Deck of Diversity: Suits, Symbols, & Cultural Differences
How Playing Cards Evolved

Can a deck of cards be the cultural thread linking ancient and modern cultures across the globe?  When we trace the origin story of our modern decks and card suites, we find that this simple game can be a lesson in influence and evolution.

The first playing cards were invented in ancient China around 1000 AD.  These original decks had suits that came from Chinese money cards, each representing a different unit of currency.  Ancient Chinese cards games originally resembled trick-taking games like today’s Bridge or Spades.  These morphed into the earliest types of rummy and other draw-and-discard (or fishing) games with the direction of deal and play going counter-clockwise.

Chinese immigrants brought their highly portable games into Egypt.  Islamic influence converted these suits into goblets, gold coins, swords, and polo sticks.  By 1360, playing cards moved throughout the known western world and infiltrated Europe.  However, Europeans did not know what polo was and their decks evolved, substituting batons or staves instead.

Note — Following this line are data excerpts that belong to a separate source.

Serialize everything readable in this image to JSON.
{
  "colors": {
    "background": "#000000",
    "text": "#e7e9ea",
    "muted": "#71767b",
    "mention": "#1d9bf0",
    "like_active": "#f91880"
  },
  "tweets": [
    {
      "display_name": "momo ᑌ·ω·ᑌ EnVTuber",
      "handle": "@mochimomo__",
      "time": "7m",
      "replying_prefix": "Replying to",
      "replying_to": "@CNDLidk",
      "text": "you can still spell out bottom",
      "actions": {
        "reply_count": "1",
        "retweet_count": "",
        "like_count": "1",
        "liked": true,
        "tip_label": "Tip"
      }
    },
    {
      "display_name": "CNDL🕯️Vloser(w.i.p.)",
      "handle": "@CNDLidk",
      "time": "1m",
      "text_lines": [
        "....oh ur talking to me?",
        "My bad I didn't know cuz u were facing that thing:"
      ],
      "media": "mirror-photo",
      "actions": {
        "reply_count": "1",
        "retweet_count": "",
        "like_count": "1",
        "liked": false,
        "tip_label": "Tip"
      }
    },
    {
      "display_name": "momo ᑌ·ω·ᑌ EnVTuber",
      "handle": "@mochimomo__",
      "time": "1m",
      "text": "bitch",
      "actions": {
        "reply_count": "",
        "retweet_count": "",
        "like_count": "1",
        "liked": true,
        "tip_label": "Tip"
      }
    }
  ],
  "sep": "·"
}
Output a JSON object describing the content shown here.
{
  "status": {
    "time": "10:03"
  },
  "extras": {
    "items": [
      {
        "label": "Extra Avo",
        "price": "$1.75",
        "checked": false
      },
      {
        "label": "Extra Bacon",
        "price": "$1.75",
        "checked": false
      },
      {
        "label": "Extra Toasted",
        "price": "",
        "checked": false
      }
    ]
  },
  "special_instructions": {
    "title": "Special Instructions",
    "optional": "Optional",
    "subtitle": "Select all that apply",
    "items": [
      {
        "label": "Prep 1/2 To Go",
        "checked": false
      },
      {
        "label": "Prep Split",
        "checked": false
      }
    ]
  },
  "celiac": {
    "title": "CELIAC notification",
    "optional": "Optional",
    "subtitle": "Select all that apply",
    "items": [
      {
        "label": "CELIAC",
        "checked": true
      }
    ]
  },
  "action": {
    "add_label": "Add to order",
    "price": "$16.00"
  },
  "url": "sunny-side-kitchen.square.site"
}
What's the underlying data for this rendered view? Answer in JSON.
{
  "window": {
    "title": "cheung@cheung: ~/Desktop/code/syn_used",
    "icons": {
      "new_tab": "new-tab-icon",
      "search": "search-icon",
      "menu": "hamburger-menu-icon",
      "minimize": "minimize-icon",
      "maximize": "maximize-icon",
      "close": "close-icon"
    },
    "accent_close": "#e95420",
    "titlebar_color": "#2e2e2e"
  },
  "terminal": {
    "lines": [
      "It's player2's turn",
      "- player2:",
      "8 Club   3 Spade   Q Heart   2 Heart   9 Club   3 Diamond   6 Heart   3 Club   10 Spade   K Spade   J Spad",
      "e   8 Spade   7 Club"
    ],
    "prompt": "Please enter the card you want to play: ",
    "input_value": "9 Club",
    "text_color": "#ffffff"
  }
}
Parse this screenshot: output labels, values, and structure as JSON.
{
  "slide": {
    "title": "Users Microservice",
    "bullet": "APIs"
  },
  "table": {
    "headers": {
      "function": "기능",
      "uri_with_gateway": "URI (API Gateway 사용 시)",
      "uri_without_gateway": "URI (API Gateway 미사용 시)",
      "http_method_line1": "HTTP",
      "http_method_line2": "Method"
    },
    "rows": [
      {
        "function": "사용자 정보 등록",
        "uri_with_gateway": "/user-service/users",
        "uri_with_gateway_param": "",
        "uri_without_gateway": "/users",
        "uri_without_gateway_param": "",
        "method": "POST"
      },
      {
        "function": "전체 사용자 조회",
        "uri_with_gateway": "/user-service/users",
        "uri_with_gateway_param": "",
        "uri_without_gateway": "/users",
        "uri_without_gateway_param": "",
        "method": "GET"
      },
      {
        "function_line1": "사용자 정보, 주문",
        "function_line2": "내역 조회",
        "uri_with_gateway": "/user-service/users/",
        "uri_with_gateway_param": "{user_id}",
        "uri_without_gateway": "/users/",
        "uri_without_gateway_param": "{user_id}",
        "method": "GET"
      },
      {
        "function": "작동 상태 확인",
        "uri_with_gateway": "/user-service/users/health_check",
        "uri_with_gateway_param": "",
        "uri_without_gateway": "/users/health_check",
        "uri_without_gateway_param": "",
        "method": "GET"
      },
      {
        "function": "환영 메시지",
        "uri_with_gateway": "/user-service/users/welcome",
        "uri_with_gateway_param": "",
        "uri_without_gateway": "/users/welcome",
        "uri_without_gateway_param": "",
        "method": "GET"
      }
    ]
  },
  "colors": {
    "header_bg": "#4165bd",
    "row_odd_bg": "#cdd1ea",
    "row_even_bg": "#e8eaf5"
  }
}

By the end of the fifteenth century, playing cards had overrun Western Europe so much that different regions had developed specific suits for their location.  Some represented everyday objects like animals, helmets, or hunting equipment, others included roses, crowns, pennies, and rings.  Portuguese sailors introduced dragon decks into Japan in the sixteenth century, which were made of the Italian and Spanish suits: chalices, swords, money, and batons.  The highest ace was represented by a dragon, which gave the deck its name.

In Germanic countries, the suits became the acorns, leaves, hearts, and hawk bells that are still in use today.  The French developed stencils that simplified these German shapes into clovers, pike-heads, hearts, and paving tiles to make production easier.  Once in England, the names of these shapes changed; pike-heads became spades, clovers were clubs, and paving tiles became diamonds.  Eventually, Spanish sailors brought their decks to American Indians, who then used them as a model for their own suits, and continued to play with these local decks even after the more common French cards arrived from Europe.

Thus the playing card deck moved across the globe and throughout history, evolving with each new people group into the deck of hearts, diamonds, clubs, and spades we know today.